I wanted to say my easiest child, but let's be frank. He's also the one who has been reduced to ashes.
Among my living, Claire feels like the easier of the two. But I don't know that she is.
It's just, she's assuming the role of a subsequent child... whether she is number two or number three, it wouldn't matter I don't think. She must maintain a level of chill when it comes to being thrown into a family that's already addressing the needs and catering to the interests of at least another child.
She naps as we go. She won't get a formal morning nap ever, I don't think. With Benjamin, we were very strict about maintaining his schedule of a morning and afternoon nap. The afternoon nap, I'm hoping, will somehow synchronize with Benjamin's (go ahead, laugh) so I can have a few minutes to myself each day. Today, it is. She's been sleeping 1.5 glorious hours in her crib as I type. She even falls asleep on the playmat on the kitchen floor as I cook dinner--something that would've never happened with Benjamin.
When Benjamin was her age, he was napping on our laps often. Claire has done this fewer times than I can count on one hand. There's just no time. I'm only one person and the level of guilt I feel when my son has requested me to "chase" him for the twelfth time that day and I had been tending to her needs of frequent feedings and newborn business... well. It's just not fair to him. She gets me for feedings and when he is occupied otherwise.
He was essentially our first "go" at parenting and we were definitely rookies. We catered to his every whimper (sort of). She's not so lucky. We tolerate more crying and overall chaos with her. If I need to shower, I do. Even if it means she has to cry for a bit while I'm doing it. I don't feel guilty about that. A girl's gotta get the stale spit-up and yellow poop stains off her skin somehow.
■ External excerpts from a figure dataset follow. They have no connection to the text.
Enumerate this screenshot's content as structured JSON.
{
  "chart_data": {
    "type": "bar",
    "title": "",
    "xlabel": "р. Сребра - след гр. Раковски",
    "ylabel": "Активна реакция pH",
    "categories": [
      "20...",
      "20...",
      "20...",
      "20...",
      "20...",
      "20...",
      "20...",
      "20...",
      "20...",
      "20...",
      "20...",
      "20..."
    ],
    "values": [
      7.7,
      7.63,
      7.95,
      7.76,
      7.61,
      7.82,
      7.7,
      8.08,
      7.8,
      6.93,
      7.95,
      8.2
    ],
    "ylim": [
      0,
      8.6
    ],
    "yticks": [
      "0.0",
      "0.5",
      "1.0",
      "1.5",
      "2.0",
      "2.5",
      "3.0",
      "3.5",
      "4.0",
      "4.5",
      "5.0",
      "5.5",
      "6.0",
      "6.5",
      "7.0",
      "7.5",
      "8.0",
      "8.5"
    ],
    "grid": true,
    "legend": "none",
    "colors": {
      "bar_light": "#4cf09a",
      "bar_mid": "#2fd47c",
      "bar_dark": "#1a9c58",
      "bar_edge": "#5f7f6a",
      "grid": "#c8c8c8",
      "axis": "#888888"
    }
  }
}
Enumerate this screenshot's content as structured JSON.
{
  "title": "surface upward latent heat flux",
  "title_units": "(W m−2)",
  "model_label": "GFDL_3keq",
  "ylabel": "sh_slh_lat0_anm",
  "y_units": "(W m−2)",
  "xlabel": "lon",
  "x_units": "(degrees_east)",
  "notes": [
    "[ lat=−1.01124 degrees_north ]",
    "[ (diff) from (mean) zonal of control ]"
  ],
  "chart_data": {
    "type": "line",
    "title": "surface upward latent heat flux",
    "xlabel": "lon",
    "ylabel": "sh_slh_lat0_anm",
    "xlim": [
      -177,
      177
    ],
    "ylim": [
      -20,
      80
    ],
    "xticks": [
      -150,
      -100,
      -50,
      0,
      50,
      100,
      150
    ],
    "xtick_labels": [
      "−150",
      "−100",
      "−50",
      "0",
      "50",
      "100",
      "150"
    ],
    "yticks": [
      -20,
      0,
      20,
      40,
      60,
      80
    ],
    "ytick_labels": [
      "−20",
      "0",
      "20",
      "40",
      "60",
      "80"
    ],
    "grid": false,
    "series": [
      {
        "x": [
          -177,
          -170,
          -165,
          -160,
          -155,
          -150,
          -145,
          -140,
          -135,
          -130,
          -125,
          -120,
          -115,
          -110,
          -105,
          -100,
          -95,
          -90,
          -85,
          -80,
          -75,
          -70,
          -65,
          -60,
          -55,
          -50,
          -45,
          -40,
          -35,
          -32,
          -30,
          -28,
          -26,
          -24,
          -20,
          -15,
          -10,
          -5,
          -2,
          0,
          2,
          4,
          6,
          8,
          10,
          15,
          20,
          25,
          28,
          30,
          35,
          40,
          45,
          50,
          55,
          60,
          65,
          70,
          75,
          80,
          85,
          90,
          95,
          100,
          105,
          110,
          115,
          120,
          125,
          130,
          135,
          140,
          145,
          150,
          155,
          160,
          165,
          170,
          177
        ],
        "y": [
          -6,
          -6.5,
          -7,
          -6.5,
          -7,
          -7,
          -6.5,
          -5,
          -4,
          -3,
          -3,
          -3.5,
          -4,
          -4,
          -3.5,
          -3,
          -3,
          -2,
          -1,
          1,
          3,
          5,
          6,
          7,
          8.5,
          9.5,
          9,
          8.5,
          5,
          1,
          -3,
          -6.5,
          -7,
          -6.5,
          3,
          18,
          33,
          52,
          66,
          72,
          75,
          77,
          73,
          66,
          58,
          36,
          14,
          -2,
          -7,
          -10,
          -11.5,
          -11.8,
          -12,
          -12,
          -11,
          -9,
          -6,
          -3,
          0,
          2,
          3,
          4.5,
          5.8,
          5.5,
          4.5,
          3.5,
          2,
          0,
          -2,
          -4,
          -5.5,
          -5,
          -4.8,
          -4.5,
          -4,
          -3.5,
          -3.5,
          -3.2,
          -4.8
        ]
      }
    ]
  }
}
He's also great entertainment for her. She could be more agreeable just because she has someone who is literally running circles around her on a daily basis. Benjamin just had us; the boring adults who were hardly entertaining and full of life like a rambunctious toddler.
It's an interesting dynamic. While some moments are overwhelming, having the two of them in some ways is easier. Except the feeding part. There is nothing easy about feeding babies so frequently. Otherwise, the two of them love on one another and entertain one another more than I anticipated at the ages of nearly 4 months and 26 months.
I wonder what three would look like and how the dynamic would've shifted. This I'll never know.